I had to laugh at this article, if Microsoft thinks that they are going to be able to get widespread implementation of this outside of Windows products I think they are smoking crack. Their idea is to force outgoing messages to go thru a puzzle routine that would eat 10-20 seconds via processor time to solve the puzzle before the e-mail is sent. Thus bulk spammers would not be able to send millions of e-mails a day by sheer lack of available CPU cycles.
You may have some of the other mail product vendors implement this into there SMTP servers but that is not going to stop the spammers from using machines that have been hijacked in which they have installed rudimentary SMTP servers on.

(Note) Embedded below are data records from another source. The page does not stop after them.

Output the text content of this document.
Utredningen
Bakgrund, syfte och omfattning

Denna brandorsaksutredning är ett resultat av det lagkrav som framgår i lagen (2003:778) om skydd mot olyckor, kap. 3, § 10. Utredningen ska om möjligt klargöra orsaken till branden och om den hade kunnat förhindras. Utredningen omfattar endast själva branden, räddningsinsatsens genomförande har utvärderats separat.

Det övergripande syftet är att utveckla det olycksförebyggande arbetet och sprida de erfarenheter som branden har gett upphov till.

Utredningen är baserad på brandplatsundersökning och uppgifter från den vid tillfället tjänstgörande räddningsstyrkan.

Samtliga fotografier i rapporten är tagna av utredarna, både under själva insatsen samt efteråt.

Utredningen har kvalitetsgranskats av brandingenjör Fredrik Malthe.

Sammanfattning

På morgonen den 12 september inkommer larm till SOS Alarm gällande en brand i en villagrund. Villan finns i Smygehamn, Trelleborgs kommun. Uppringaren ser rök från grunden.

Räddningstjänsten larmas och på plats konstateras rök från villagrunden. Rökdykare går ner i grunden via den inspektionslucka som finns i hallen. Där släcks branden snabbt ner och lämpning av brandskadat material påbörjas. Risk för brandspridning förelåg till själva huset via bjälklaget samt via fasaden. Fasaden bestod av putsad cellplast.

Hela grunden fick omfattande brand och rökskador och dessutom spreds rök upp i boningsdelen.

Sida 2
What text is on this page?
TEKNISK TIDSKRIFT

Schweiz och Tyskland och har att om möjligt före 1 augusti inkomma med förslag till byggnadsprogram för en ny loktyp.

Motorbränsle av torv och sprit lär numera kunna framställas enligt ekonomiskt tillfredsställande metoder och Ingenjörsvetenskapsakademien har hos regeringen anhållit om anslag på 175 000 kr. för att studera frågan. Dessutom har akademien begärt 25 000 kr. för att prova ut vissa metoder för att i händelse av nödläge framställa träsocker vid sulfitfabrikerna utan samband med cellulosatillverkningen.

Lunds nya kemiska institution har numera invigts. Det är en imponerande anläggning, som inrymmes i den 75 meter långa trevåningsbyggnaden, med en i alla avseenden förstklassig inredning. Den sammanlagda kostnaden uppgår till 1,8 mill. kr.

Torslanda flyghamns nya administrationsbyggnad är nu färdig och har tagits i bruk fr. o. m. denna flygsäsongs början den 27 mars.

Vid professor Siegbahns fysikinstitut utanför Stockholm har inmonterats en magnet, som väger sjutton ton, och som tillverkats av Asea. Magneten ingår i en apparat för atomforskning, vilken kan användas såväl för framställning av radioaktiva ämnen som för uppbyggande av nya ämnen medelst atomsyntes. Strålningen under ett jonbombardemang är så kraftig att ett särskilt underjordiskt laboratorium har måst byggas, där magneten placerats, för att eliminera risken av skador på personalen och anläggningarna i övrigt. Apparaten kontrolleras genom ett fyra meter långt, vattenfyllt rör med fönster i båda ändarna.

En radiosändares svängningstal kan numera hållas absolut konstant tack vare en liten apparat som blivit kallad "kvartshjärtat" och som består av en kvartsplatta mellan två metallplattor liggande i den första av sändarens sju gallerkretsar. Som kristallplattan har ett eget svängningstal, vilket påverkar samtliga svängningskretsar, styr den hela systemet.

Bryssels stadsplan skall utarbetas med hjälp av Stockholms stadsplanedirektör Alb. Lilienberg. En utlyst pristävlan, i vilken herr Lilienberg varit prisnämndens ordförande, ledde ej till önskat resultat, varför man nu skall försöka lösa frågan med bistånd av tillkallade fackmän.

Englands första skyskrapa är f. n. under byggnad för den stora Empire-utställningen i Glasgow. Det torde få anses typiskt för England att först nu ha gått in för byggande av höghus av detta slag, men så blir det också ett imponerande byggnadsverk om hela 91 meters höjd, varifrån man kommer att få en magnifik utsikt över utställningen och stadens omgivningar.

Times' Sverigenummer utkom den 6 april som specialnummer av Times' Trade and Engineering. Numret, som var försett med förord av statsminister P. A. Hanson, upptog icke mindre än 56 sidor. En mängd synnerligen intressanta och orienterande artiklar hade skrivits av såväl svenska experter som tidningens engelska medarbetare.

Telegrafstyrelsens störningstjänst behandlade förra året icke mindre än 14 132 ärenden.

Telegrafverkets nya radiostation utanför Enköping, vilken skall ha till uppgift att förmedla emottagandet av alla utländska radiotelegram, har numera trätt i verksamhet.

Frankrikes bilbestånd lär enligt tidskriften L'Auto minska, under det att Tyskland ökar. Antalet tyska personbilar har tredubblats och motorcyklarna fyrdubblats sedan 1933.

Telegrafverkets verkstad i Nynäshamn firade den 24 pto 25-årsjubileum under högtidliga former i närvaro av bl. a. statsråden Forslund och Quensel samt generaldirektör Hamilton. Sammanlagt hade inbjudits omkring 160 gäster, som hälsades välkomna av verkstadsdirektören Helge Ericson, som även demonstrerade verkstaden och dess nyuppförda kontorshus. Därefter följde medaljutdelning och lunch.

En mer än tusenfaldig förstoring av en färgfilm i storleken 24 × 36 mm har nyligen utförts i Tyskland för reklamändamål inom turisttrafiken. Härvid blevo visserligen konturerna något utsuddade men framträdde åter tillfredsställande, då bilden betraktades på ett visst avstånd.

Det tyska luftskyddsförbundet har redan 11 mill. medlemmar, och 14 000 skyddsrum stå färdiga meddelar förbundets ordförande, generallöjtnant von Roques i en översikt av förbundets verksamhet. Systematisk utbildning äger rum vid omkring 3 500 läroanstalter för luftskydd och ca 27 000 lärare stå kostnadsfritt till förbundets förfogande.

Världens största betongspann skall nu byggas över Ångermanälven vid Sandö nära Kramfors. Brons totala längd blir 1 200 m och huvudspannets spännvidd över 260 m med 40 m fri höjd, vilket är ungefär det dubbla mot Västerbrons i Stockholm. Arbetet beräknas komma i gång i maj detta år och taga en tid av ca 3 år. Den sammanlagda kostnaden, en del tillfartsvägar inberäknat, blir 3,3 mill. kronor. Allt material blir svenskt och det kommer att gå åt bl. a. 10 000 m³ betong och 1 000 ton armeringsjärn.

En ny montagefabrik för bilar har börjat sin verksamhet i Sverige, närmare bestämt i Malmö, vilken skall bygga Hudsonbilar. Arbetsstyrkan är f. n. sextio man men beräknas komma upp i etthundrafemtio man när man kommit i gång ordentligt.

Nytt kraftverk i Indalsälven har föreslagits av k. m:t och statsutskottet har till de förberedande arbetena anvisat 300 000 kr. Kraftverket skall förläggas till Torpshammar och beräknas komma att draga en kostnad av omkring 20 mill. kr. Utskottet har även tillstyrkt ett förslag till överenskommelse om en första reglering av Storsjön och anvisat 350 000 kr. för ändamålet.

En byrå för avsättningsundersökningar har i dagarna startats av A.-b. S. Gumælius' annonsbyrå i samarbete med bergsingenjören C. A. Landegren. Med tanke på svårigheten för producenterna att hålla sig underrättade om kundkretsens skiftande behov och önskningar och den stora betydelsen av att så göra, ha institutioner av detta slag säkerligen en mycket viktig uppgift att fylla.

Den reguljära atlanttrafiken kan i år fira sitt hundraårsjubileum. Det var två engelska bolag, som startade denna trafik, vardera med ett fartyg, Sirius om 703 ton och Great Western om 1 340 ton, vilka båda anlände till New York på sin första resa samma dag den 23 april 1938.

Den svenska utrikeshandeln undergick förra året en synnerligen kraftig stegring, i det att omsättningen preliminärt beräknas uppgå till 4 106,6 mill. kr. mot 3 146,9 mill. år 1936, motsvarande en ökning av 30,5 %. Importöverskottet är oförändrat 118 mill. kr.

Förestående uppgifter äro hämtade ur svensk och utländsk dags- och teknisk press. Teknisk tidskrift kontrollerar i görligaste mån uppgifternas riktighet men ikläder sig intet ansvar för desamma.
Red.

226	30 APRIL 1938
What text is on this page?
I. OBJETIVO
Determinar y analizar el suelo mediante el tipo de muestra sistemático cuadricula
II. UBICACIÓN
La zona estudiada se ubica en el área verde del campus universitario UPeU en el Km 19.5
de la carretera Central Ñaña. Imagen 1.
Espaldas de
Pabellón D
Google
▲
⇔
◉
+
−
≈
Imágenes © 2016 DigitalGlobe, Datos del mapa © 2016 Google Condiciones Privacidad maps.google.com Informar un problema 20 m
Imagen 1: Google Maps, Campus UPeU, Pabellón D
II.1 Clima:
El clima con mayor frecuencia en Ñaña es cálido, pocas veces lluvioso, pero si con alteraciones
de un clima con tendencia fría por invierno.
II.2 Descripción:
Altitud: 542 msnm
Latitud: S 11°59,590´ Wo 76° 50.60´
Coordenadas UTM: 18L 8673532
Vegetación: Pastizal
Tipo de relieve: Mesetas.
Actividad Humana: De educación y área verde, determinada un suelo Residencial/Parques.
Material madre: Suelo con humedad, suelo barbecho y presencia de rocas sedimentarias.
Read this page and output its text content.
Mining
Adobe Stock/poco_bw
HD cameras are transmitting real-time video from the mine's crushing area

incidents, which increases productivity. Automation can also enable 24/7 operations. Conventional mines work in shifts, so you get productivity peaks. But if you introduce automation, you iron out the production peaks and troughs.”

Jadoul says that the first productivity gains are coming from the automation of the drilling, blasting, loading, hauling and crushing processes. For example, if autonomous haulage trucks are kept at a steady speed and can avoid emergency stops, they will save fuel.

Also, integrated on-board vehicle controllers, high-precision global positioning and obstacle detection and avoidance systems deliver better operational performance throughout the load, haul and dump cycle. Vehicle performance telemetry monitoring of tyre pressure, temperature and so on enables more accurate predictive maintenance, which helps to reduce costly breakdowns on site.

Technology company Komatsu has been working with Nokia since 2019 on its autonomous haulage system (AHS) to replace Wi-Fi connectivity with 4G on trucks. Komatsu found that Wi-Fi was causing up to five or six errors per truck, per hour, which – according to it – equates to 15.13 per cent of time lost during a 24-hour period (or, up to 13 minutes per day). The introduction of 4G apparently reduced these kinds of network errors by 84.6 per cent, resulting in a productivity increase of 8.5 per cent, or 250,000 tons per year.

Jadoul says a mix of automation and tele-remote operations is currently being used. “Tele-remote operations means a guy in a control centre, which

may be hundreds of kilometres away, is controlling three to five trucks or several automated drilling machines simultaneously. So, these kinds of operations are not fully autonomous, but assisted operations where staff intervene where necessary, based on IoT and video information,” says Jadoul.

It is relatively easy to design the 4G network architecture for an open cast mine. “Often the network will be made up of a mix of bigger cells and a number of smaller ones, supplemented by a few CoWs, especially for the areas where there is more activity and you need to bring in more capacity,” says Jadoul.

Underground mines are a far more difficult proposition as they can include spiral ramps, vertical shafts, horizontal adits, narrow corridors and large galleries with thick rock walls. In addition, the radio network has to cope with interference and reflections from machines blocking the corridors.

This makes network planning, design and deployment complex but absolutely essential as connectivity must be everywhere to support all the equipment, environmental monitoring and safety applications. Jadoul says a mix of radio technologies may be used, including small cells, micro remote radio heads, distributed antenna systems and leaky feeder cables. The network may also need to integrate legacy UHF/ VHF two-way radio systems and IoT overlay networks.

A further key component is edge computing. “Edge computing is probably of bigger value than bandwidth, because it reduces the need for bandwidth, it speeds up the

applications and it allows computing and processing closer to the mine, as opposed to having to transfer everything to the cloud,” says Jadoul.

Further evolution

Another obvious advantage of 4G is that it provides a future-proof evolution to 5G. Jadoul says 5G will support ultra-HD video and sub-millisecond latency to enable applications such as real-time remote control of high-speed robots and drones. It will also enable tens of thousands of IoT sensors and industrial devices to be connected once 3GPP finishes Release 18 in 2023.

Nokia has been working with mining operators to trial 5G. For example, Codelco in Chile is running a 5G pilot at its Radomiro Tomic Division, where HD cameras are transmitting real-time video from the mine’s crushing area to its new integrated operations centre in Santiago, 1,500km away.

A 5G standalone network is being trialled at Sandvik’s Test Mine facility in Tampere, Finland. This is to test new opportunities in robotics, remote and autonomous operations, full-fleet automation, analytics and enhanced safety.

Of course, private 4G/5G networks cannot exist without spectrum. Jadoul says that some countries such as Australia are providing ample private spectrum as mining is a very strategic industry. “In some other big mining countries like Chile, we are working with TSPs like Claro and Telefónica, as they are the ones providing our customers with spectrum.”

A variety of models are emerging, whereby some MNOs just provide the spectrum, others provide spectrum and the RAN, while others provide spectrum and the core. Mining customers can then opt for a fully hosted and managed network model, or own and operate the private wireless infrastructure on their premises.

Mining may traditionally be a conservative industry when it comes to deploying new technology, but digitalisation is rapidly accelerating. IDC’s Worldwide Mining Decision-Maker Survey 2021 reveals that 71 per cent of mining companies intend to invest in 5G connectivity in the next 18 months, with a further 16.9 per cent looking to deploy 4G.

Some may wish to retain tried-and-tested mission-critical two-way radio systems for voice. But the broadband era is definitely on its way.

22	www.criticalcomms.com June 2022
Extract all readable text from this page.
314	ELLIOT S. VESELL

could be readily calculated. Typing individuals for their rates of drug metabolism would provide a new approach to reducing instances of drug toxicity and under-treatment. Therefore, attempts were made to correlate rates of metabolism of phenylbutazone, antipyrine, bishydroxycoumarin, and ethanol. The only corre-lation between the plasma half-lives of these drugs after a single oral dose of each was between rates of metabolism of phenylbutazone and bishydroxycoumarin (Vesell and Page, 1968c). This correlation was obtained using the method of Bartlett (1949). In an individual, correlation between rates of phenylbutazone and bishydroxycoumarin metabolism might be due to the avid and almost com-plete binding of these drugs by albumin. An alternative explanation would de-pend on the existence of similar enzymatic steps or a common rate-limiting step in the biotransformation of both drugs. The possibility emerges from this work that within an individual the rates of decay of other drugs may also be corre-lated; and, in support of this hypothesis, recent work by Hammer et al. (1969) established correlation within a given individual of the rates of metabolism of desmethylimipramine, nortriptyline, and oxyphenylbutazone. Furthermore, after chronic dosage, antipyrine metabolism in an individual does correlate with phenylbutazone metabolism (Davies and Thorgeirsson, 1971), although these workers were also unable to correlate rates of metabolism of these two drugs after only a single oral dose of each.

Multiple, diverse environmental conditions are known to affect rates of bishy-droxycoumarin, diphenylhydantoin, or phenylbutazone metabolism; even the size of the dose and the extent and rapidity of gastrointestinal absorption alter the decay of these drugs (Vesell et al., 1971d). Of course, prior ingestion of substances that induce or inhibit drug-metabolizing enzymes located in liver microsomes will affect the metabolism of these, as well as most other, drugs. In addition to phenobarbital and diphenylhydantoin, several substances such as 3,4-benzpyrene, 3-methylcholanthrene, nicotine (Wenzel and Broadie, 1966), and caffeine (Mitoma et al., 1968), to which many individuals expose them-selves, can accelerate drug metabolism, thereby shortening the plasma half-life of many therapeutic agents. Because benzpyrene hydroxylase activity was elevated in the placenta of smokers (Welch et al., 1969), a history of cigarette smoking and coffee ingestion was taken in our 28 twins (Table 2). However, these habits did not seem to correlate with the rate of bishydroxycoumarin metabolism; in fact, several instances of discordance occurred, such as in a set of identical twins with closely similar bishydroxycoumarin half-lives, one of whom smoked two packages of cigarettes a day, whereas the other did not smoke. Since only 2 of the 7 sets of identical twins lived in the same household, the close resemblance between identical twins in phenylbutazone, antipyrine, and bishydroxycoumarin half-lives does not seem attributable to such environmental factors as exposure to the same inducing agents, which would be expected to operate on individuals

I continue to test a server side solution that works and is killing 90% of the spam before it ever gets to our servers hard-drives. If it gets through the first set of test, we kill another 7% with server side filtering. This leaves 3% of the original intended recipient spam actually being downloaded and Microsoft outlook has been 100% successful in filtering the rest. With no lost e-mail. I and my customers no longer have a spam problem how many people can say that! Santronics Software and their WCSAP improvement to Winserver is going to be a huge success. Since Santronics initial press release they have made some major improvements to how the WCSAP process works details to follow. [BBC]
I don’t know they can try and do what they say they want to do but my solution works now. It is an amazing feeling
Sorry Microsoft, your solution’s worse than the problem.
I could just take a hammer to my pc to solve the spam problem too, but why would I?